Critical Analysis of Dittmar Argument

Dittmar’s philosophical position both holds some truth in it and at the same time some ideologies that I do not entirely agree with. To begin with, Dittmar categorically states that she agrees more with the nurture theory which contends that genetics influence behavior in people. At the same time, she continues to explain that although the nurture theory is the one that appeals more to her, she does not entirely disagree with the theory of nature. From my standpoint, Dittmar’s stance is unclear and it seems it is hard for her to pick a side. Dittmar should have categorically stated the side of the debate she supports and she should have stuck with the stance to the end. Supporting one ideology while at the same time not completely ruling out another tends to confuse the audience and at the same time, it leaves them wondering which view Dittmar is stronger than the other. Additionally, Dittmar mentions that despite the fact that many factors such as desires, characters, and beliefs affect people’s behavior, people remain responsible for their actions. I do not support this notion because it does not state which specific trait that a person possesses predisposes them to criminal behavior. The statement is unclear as to which side of the debate it is leaning on.

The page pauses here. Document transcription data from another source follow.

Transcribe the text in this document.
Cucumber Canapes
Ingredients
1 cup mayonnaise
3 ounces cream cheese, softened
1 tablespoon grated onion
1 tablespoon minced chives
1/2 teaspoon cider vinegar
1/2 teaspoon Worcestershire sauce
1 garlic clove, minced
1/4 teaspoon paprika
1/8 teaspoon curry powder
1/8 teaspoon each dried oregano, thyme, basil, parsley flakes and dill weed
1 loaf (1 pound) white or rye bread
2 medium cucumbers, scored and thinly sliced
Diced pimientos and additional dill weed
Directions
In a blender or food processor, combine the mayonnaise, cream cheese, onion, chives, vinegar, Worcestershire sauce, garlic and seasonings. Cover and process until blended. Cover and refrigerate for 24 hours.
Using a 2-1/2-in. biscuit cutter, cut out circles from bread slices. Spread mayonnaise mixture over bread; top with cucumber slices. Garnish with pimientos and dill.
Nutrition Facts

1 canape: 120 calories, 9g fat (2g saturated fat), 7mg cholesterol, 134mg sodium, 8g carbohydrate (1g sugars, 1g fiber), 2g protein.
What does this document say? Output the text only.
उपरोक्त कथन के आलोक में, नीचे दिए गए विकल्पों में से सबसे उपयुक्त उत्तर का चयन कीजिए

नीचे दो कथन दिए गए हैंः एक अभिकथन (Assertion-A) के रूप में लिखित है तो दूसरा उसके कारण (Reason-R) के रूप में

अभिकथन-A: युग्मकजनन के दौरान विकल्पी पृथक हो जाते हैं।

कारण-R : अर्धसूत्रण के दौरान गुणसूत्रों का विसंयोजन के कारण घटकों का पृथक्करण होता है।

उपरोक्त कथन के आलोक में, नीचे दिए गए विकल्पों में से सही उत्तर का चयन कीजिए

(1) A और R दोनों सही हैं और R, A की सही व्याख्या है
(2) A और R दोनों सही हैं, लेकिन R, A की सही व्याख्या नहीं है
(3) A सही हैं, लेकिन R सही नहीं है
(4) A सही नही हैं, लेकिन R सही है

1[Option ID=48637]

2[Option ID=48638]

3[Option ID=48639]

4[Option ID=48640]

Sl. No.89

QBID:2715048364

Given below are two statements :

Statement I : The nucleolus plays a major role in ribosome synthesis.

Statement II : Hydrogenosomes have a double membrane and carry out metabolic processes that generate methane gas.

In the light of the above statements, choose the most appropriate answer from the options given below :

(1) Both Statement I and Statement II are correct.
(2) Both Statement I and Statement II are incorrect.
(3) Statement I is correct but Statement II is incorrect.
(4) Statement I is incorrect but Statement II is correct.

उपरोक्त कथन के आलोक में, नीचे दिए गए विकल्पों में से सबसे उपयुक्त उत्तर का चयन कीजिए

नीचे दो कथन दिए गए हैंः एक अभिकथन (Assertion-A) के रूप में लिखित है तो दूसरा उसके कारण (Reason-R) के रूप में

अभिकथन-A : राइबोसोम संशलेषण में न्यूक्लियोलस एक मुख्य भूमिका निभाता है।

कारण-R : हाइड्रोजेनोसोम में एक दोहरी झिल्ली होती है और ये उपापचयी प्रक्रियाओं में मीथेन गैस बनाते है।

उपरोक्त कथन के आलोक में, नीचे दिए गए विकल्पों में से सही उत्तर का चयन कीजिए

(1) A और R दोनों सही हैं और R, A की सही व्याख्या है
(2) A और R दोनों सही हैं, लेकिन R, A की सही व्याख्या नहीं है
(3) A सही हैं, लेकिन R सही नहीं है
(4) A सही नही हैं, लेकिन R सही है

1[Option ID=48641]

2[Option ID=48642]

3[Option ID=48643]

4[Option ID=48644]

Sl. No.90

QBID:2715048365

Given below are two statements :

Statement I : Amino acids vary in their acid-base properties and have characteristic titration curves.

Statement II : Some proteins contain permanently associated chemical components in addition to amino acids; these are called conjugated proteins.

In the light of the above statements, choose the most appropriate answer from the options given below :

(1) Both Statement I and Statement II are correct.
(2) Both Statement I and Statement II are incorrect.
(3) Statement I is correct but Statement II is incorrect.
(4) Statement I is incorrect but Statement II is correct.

Moreover, Dittmar states fail to accept that growing up in a hostile environment exposes one to crime because there are people who were raised into functional homes with loving parents but still turned out to be criminals. I disagree with this statement because in my opinion if people that were raised in good families ended up becoming criminals then chances are that there could be other triggers such as friends from teenage and middle-age life influenced them into becoming criminals. Additionally, I disagree with the notion that individual genes and the seriousness of crimes committed tend to influence behavior. Unlike Dittmar do not think that the genetics theory only applies in situations where the person commits a serious crime like murder and not in other instances. In my opinion, the reasoning shows double standards and as such, I don’t believe it is sufficient in explaining how nature influences behavior.

Presentation of an Alternative Philosophical Position

Unlike Dittmar, I strongly believe that the theory of nature plays a bigger role in influencing social behavior than the theory of nurture. In essence, I believe that people’s surrounding and socialization shapes their behavior, values, perceptions, and actions. I strongly contend that nature including all environmental variables like childhood experiences, social relationships, how a person is raised influences behavior. While in the past debates on this issue often had a one-sided approach today experts acknowledge that they play crucial roles (Berry 52). Additionally, nature and nurture interact in life to achieve some outcomes. Despite this, I hold that nature is the dominant theory. An example is how parenting styles and learned experiences impact behavior. For instance, people learn manners and good behaviors through observation examples include ‘thank you’ and ‘please’. Another example is a child learning aggressive and violent behavior from parents who argue all the time.

Works Cited

Berry, Sydney. “Nature vs Nurture.” Microreviews in Cell and Molecular Biology 4.2 (2018).